I’ve worked with various information and analytics technology over the past 15 years, and it would come as no shock to you when I say, what I knew 15 years ago, doesn’t necessarily apply today.  Whilst technology in general has been able to scale to meet the sizing demands of today’s definition of “big data”, it has not always been successful in adapting to efficiently deal with unstructured data found in social media, case notes, call logs etc., nor to deal with the speed at which data changes and needs to be analysed and served up to a decision maker.  It’s hard enough for those of us that work for leading IT vendors to keep up with the rate of change in the industry, it’s even harder for those who have to do it on their own!  Bring in the expertise you need to make your first project a success, and make sure the sharing of that knowledge is an integral part of the project so your teams can be self-sufficient with applying big data analytics to subsequent business challenges.
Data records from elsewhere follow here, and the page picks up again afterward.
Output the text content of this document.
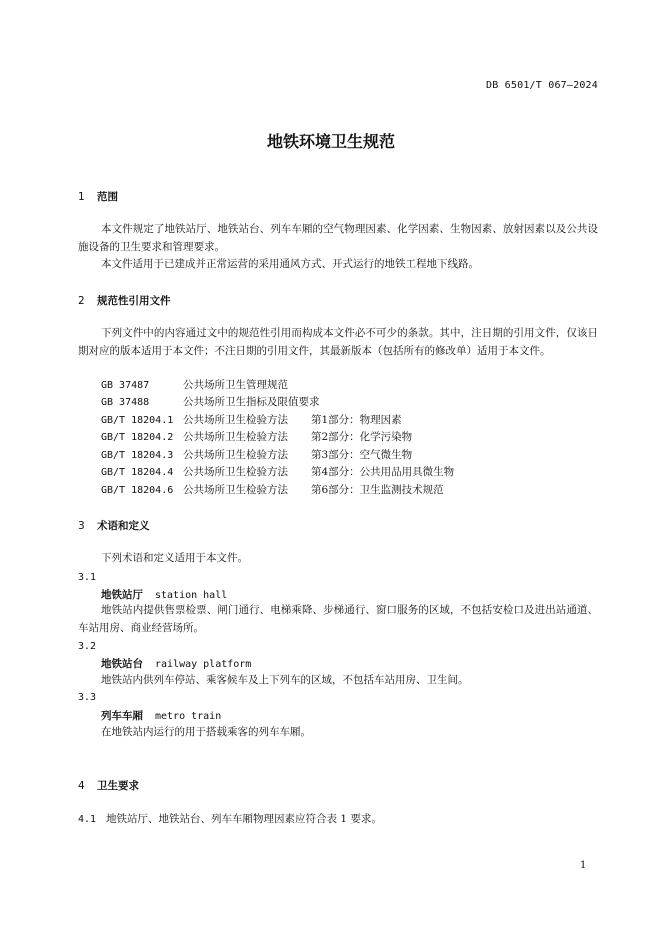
DB 6501/T 067—2024
地铁环境卫生规范
1 范围

本文件规定了地铁站厅、地铁站台、列车车厢的空气物理因素、化学因素、生物因素、放射因素以及公共设施设备的卫生要求和管理要求。

本文件适用于已建成并正常运营的采用通风方式、开式运行的地铁工程地下线路。

2 规范性引用文件

下列文件中的内容通过文中的规范性引用而构成本文件必不可少的条款。其中，注日期的引用文件，仅该日期对应的版本适用于本文件；不注日期的引用文件，其最新版本（包括所有的修改单）适用于本文件。

GB 37487	公共场所卫生管理规范
GB 37488	公共场所卫生指标及限值要求
GB/T 18204.1 公共场所卫生检验方法 第1部分：物理因素
GB/T 18204.2 公共场所卫生检验方法 第2部分：化学污染物
GB/T 18204.3 公共场所卫生检验方法 第3部分：空气微生物
GB/T 18204.4 公共场所卫生检验方法 第4部分：公共用品用具微生物
GB/T 18204.6 公共场所卫生检验方法 第6部分：卫生监测技术规范
3 术语和定义
下列术语和定义适用于本文件。
3.1
地铁站厅 station hall

地铁站内提供售票检票、闸门通行、电梯乘降、步梯通行、窗口服务的区域，不包括安检口及进出站通道、车站用房、商业经营场所。

3.2
地铁站台 railway platform

地铁站内供列车停站、乘客候车及上下列车的区域，不包括车站用房、卫生间。

3.3
列车车厢 metro train

在地铁站内运行的用于搭载乘客的列车车厢。

4 卫生要求
4.1 地铁站厅、地铁站台、列车车厢物理因素应符合表 1 要求。
1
Resolution #3.5:  I will not hire someone just because they call themselves a “Data Scientist”!  I’m not usually a pessimist, but from experience, there are many who put “Data Scientist” in their title the minute it became a buzz word and started drawing the big pay checks.  Do your research – hire someone who has a passion for data and analytics, and can work well with the business.  (And when you find them, don’t ever let them go!)

#4:  I will invest in a technology partner

There are some who still think the best way to invest in technology is to write a list of required features and functions, then peg vendor against vendor to find the individual products that together add up to 100% of the requirements list.  How exactly does that help anyone achieve a business outcome?  What you get is a list of ticks and a bunch of products that you or someone you pay has to make work, and no guarantees that when technology evolves (which it will inevitably do) it will still exist in the ecosystem.

Remember #1:  I will focus on value!

I have an ongoing joke with my clients that if they don’t want to invest in the technology, they can pay me a percentage of the increased revenue they get from implementing the analytics solution.  Rumour has it a US organisation tried this once, and months later begged to renegotiate their contract after they realised how much cheaper it was to just pay for the technology solution and pocket the profits themselves 🙂

Invest in a technology partner that makes your business success their priority – whether it’s a Global technology company, Systems Integrator, or local IT services group – one that is committed to seeing you achieve real business value from your investment, and that will guide you through the evolution of technology so you continue to see value over time. Better yet, invest in a technology partner that is driving the evolution so you’ll always be one step ahead of the game.

#5:  I will review and repeat

Once you’ve achieved #1-4 and have successfully completed your first big data project, the most important step is to review what worked and what didn’t work.  Did you meet the stated business outcome?  Did the technology partner you chose meet expectations?  Does your team have the required skills to leverage big data analytics for the next business challenge?  Develop a revised plan and move forward with addressing the next identified business challenge so you continue to get value from your initial investment.

 

These are just a few goals to set for yourself to successfully get started with big data and analytics in the New Year.  What other big data resolutions have you made for 2015?